Vision: Second Life Metaversal–Geographic Information Systems Interchange Association

Published by Darb under Vision Statement

This is hoped to be the start of a new direction for spatial sloggers: the new world of 1:1 scale immersive mapping. In it, we hope to transcend the scale of mapping that has been a given for centuries, and through the proxy of a user’s avatar, go into and explore the map at full 1:1 scale.

Those who are professionals in the field of geographic information systems, managers of facilities CAD drawings, and government mapping agencies concerned with parcel-scale efforts are welcome to join us and help to pioneer the driving of data along the Trans-Metaversal railroad—getting high quality map data into a persistent 3-d world such as Linden Labs’ Second Life metaverse, so that detailed mapping of streets, sidewalks, curbs, trees, fire hydrants, parcels, buildings and more can be experienced immersively through an easy to use application such as the Second Life client.

Compared to the wondrous entertainment and commercial offerings that grew in Second Life (SL) between 2003 and late 2006, putting real cities into SL must at first seem mundane or perhaps even pedestrian. Yet in the early months of 2007 we will quickly be converging toward a world where the best municipal mapping has so many layers with such detail that the most natural way to experience, provide certain data quality assurance, and even develop a customer service interface will be to load all the physical features up into a single metaversal space such as SL, and then go into that space via avatar and just be in the map.

Much change in the real life (RL) GIS world will come of this, and much good in terms of publishing reference- grade civic models for general use.
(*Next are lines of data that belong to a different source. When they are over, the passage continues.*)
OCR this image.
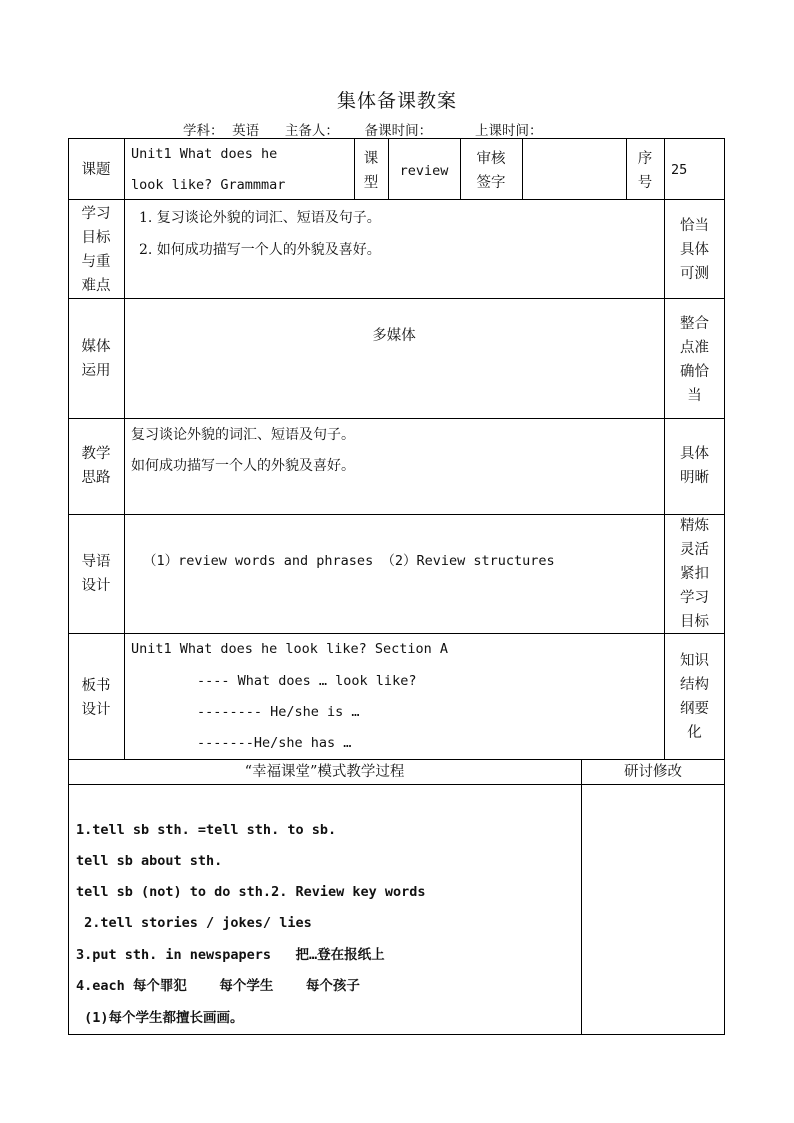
集体备课教案
学科： 英语 主备人： 备课时间：	上课时间：
课题
Unit1 What does he
look like? Grammmar
课
型
review
审核
签字
序
号
25
学习
目标
与重
难点
1. 复习谈论外貌的词汇、短语及句子。
2. 如何成功描写一个人的外貌及喜好。
恰当
具体
可测
媒体
运用
多媒体
整合
点准
确恰
当
教学
思路
复习谈论外貌的词汇、短语及句子。
如何成功描写一个人的外貌及喜好。
具体
明晰
导语
设计
（1）review words and phrases （2）Review structures
精炼
灵活
紧扣
学习
目标
板书
设计
Unit1 What does he look like? Section A
---- What does … look like?
-------- He/she is …
-------He/she has …
知识
结构
纲要
化
“幸福课堂”模式教学过程	研讨修改
1.tell sb sth. =tell sth. to sb.
tell sb about sth.
tell sb (not) to do sth.2. Review key words
2.tell stories / jokes/ lies
3.put sth. in newspapers   把…登在报纸上
4.each 每个罪犯    每个学生    每个孩子
(1)每个学生都擅长画画。
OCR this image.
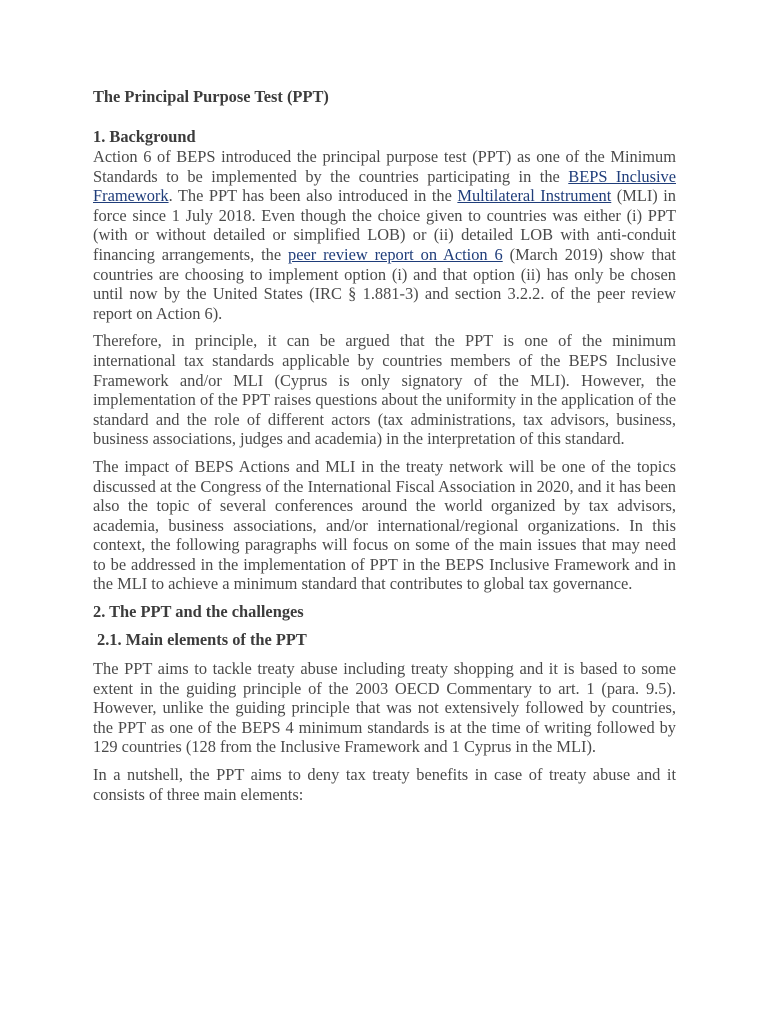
The Principal Purpose Test (PPT)
1. Background

Action 6 of BEPS introduced the principal purpose test (PPT) as one of the Minimum Standards to be implemented by the countries participating in the BEPS Inclusive Framework. The PPT has been also introduced in the Multilateral Instrument (MLI) in force since 1 July 2018. Even though the choice given to countries was either (i) PPT (with or without detailed or simplified LOB) or (ii) detailed LOB with anti-conduit financing arrangements, the peer review report on Action 6 (March 2019) show that countries are choosing to implement option (i) and that option (ii) has only be chosen until now by the United States (IRC § 1.881-3) and section 3.2.2. of the peer review report on Action 6).

Therefore, in principle, it can be argued that the PPT is one of the minimum international tax standards applicable by countries members of the BEPS Inclusive Framework and/or MLI (Cyprus is only signatory of the MLI). However, the implementation of the PPT raises questions about the uniformity in the application of the standard and the role of different actors (tax administrations, tax advisors, business, business associations, judges and academia) in the interpretation of this standard.

The impact of BEPS Actions and MLI in the treaty network will be one of the topics discussed at the Congress of the International Fiscal Association in 2020, and it has been also the topic of several conferences around the world organized by tax advisors, academia, business associations, and/or international/regional organizations. In this context, the following paragraphs will focus on some of the main issues that may need to be addressed in the implementation of PPT in the BEPS Inclusive Framework and in the MLI to achieve a minimum standard that contributes to global tax governance.

2. The PPT and the challenges
2.1. Main elements of the PPT

The PPT aims to tackle treaty abuse including treaty shopping and it is based to some extent in the guiding principle of the 2003 OECD Commentary to art. 1 (para. 9.5). However, unlike the guiding principle that was not extensively followed by countries, the PPT as one of the BEPS 4 minimum standards is at the time of writing followed by 129 countries (128 from the Inclusive Framework and 1 Cyprus in the MLI).

In a nutshell, the PPT aims to deny tax treaty benefits in case of treaty abuse and it consists of three main elements:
What it will require in terms of development are tools to translate our 3-d real surface models into SL terrain, translate our parcels into 4-meter grid representations, convert building footprints into low-primitive (prim) approximations for starters, and identify the bottlenecks in how we will be converting our point, line, and polygon features into 3-d shells of cubes, sphere, cylinder and related objects, sections, and twists in some automated ways.